What Is the Central Provident Fund?
The Central Provident Fund (CPF) is a mandatory benefit account providing retirement earnings and healthcare for Singaporeans. Contributions to the retirement account originate from both the employee and the employer. There are three types of CPF accounts: ordinary, special, and medisave accounts.
Key Takeaways
- The Central Provident Fund (CFP) is an obligatory benefit account (for retirement, healthcare, and housing) in Singapore that all residents are required to contribute to.
- Residents can withdraw from the CPF at age 55.
- Like the U.S. Social Security system, delaying CPF withdrawals means a higher payment later in life.
- The CPF is mandatory, unlike a company’s 401(k) that employees can opt-out of.
Understanding the Central Provident Fund
The Central Provident Fund was started in 1955 as a way to assure all Singaporeans would have income and financial stability in 澳洲幸运5官方开奖结果体彩网:retirement. The CPF was controversial when first introduced, with considerable opposition to the concept of a forced retirement program, but it became more popular over the years and has expanded to include healthcare (Medisave) and public housing assistance.
Singaporeans can begin drawing from their retirement account at age 55, and similar to the 澳洲幸运5官方开奖结果体彩网:Social Security system in the U.S., waiting to receive fund🐎s until an older age means mo🌳re money will be in the account.
Provident funds are similar to pension funds in that both the 澳洲幸运5官方开奖结果体彩网:employee and employer contribute to the CPF account. The funds in the CPF account are conservatively invested to earn up to 5% per year. In 1968, the CPF expanded to provide housing under the Singapore Public Housing Scheme.
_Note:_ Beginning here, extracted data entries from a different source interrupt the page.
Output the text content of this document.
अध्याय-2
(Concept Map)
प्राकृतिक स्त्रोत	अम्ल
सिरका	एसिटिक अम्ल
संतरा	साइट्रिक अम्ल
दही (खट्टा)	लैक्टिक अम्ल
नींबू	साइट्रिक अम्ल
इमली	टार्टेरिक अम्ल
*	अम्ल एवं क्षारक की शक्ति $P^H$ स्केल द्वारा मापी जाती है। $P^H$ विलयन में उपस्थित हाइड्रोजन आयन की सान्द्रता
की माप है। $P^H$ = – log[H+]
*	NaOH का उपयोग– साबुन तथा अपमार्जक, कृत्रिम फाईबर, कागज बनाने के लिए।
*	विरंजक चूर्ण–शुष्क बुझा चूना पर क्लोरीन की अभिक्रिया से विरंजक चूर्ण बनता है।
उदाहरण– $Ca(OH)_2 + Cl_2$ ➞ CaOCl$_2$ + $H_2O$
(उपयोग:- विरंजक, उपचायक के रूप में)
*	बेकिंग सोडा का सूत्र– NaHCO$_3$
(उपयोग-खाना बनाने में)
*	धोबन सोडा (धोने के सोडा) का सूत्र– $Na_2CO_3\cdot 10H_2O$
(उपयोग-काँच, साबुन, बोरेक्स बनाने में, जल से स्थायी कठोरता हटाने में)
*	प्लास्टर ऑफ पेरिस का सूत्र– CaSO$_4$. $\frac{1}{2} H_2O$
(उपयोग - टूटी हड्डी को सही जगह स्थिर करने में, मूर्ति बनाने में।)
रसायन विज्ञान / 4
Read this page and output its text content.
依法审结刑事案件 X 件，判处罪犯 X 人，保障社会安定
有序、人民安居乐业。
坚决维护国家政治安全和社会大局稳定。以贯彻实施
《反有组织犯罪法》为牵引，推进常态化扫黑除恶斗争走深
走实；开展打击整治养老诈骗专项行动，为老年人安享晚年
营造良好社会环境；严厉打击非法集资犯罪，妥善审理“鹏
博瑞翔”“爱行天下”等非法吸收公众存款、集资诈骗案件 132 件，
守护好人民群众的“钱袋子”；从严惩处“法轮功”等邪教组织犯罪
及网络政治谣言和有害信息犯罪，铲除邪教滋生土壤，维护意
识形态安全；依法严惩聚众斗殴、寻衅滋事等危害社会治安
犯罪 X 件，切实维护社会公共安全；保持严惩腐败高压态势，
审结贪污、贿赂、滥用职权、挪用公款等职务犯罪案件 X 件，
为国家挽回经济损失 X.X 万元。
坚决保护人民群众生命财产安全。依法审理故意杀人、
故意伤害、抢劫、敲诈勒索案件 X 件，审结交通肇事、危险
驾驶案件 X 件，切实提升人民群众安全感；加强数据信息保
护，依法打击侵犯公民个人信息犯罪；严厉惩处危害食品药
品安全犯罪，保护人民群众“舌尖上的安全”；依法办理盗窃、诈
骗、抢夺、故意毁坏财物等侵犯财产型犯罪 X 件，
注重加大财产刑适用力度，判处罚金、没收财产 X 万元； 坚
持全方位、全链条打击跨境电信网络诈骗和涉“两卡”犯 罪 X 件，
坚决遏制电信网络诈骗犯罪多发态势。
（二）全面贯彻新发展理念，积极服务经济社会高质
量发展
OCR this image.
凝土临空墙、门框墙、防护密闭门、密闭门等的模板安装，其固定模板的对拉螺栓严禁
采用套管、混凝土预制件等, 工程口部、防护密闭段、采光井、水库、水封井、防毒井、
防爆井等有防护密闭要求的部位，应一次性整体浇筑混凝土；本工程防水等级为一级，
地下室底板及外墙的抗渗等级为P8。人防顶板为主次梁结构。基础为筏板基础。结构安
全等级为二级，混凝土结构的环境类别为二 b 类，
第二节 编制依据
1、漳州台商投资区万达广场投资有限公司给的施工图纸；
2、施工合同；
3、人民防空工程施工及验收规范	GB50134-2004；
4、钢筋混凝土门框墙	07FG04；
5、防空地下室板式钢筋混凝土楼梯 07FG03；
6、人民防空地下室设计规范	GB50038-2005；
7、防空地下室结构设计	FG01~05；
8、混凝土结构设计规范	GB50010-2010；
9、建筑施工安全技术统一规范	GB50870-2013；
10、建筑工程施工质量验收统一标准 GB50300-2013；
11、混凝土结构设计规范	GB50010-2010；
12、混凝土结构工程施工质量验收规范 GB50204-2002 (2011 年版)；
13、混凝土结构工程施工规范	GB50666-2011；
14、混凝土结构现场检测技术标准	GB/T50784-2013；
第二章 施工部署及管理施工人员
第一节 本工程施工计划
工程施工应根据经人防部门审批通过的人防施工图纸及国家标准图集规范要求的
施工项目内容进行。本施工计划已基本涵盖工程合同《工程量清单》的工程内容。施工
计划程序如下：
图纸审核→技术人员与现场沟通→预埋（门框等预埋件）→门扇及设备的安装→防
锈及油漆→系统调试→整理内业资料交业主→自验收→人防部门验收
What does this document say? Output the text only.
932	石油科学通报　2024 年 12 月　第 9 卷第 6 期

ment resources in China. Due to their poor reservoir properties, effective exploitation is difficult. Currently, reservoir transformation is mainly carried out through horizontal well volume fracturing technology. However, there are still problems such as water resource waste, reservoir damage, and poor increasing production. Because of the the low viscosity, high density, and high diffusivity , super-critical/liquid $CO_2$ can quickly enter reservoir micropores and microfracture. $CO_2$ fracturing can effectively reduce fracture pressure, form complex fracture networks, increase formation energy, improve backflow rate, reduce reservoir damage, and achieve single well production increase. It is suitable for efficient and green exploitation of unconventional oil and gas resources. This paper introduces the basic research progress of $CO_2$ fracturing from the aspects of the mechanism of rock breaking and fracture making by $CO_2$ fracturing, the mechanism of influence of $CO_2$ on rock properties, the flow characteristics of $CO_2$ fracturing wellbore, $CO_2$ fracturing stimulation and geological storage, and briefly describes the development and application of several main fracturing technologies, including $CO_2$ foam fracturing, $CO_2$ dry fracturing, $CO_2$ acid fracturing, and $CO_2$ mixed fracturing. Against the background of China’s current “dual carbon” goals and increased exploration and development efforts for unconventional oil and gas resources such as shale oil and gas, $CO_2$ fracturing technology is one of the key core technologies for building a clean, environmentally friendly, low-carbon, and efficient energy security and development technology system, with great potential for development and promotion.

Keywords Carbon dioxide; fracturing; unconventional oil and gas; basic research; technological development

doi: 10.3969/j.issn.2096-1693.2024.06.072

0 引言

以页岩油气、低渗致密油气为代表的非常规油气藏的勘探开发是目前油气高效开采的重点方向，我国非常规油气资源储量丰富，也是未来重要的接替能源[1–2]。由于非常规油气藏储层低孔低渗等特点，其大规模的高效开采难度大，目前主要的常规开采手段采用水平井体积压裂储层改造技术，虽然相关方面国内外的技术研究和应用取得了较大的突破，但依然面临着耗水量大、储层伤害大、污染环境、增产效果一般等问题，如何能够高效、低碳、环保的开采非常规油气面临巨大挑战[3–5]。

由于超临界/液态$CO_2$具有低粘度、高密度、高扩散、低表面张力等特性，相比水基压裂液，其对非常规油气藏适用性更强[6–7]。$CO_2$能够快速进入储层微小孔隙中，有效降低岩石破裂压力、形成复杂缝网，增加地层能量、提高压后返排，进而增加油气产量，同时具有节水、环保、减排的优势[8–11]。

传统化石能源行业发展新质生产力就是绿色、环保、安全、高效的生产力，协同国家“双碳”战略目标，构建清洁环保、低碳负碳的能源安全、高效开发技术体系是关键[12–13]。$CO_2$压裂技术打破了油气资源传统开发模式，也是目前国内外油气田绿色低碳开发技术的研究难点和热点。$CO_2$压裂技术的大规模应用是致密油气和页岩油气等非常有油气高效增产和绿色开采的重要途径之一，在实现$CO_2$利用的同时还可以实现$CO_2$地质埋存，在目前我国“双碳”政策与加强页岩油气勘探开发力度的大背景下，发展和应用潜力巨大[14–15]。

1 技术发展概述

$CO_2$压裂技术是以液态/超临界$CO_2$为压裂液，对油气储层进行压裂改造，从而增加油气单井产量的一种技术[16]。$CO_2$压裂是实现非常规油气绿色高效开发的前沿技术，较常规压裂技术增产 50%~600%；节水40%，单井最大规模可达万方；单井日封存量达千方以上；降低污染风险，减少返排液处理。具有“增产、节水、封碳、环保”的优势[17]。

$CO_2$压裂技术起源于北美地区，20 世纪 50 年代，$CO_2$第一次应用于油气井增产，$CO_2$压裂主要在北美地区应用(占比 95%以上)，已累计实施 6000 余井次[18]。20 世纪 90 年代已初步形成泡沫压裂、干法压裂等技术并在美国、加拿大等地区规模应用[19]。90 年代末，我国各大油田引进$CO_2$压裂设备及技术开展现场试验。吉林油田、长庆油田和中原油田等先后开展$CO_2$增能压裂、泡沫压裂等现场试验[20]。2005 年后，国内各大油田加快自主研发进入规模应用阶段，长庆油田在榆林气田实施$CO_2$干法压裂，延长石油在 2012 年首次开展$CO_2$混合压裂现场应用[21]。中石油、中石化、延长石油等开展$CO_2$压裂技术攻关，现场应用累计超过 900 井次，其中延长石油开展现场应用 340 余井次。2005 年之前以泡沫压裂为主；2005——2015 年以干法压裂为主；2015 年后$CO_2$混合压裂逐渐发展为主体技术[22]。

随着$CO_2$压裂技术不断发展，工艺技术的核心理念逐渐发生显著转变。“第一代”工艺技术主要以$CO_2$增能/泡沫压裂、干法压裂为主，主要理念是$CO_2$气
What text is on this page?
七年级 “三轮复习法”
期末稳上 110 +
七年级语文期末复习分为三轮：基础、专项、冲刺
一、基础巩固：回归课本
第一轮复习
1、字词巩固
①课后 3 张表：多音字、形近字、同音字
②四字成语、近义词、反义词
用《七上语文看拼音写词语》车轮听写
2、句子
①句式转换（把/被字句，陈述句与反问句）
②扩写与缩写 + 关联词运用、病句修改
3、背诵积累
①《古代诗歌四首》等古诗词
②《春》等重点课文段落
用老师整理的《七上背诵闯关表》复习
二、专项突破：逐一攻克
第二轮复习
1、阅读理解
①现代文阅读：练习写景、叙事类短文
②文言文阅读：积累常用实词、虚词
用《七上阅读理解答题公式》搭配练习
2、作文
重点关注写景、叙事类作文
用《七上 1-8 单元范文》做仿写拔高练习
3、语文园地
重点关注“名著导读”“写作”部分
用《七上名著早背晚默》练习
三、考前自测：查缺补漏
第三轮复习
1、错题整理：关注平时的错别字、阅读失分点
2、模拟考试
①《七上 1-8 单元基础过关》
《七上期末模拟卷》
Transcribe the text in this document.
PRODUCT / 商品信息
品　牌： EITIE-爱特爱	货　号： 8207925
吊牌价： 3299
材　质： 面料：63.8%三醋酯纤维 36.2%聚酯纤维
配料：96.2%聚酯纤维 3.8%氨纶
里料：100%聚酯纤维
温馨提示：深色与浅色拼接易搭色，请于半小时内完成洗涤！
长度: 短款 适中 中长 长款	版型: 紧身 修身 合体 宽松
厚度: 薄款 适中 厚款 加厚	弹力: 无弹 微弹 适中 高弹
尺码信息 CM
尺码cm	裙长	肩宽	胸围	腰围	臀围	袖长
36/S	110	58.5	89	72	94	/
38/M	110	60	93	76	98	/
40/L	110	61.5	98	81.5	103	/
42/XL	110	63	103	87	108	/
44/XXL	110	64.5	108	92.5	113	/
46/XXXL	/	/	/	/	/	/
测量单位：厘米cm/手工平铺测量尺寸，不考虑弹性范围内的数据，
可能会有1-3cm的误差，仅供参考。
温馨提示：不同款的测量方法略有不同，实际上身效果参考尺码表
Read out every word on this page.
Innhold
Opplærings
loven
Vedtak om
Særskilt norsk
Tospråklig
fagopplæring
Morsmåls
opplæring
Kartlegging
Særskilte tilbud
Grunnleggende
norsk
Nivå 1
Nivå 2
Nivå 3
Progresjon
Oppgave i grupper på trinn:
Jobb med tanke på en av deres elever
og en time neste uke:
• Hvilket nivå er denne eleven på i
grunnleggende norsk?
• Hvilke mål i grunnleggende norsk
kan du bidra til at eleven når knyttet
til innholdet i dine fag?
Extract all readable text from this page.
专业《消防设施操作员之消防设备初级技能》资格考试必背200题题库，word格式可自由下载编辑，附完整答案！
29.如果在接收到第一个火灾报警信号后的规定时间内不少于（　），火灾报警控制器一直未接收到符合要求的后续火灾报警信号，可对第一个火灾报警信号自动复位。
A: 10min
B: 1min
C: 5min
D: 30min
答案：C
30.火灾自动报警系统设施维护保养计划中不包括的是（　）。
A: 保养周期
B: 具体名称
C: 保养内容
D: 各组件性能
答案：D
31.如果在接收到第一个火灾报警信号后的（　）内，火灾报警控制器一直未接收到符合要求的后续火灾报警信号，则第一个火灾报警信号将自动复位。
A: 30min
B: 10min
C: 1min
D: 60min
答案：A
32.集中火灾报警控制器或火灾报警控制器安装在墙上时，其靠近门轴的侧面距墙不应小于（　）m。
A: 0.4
In the 1980s, the program expanded again to provide 澳洲幸运5官方开奖结果体彩网:medical coverage for all participants.
Some CPF participants wanted an option for taking on more 澳洲幸运5官方开奖结果体彩网:investment risk to earn a better return than the average 5%, so in 1986, a new investment option allowed participants to manage their own accounts. Shortly thereafter, the program added an option to convert the account into a 澳洲幸运5官方开奖结果体彩网:fixed annuity upon retirement.
At the present time, participants with a minimum balance of $40,000 in their account at age 55 or $60,000 at age 65 can select a CPF LIFE annuity plan.
Special Considerations
The CPF is a mandatory retirement system unlike the 澳洲幸运5官方开奖结果体彩网:401(k) plan in the U.S., where employees can elect to opt-out of a company’s 401(k) plan if they choose. Many company 401(k) plans in the U.S. will auto-enroll new employees into their retirement plan and typically deduct 3% of their pay on a pre-tax basis unless the employee specifically requests in writing not to participate. The impacts of this choice can be far-reaching for younger workers who opt out given the many years of lost 澳洲幸运5官方开奖结果体彩网:interest compounding.
At the heart of the CPF and the 401(k) retirement plan is the wisdom in paying yourself first through an automatic payroll deduction system. These regular contributions are matched up to certain levels by the employer, who is in effect giving the employee extra pay to support them in retirement, so choosing not to participate in t꧅he plan means turn꧟ing down that extra pay.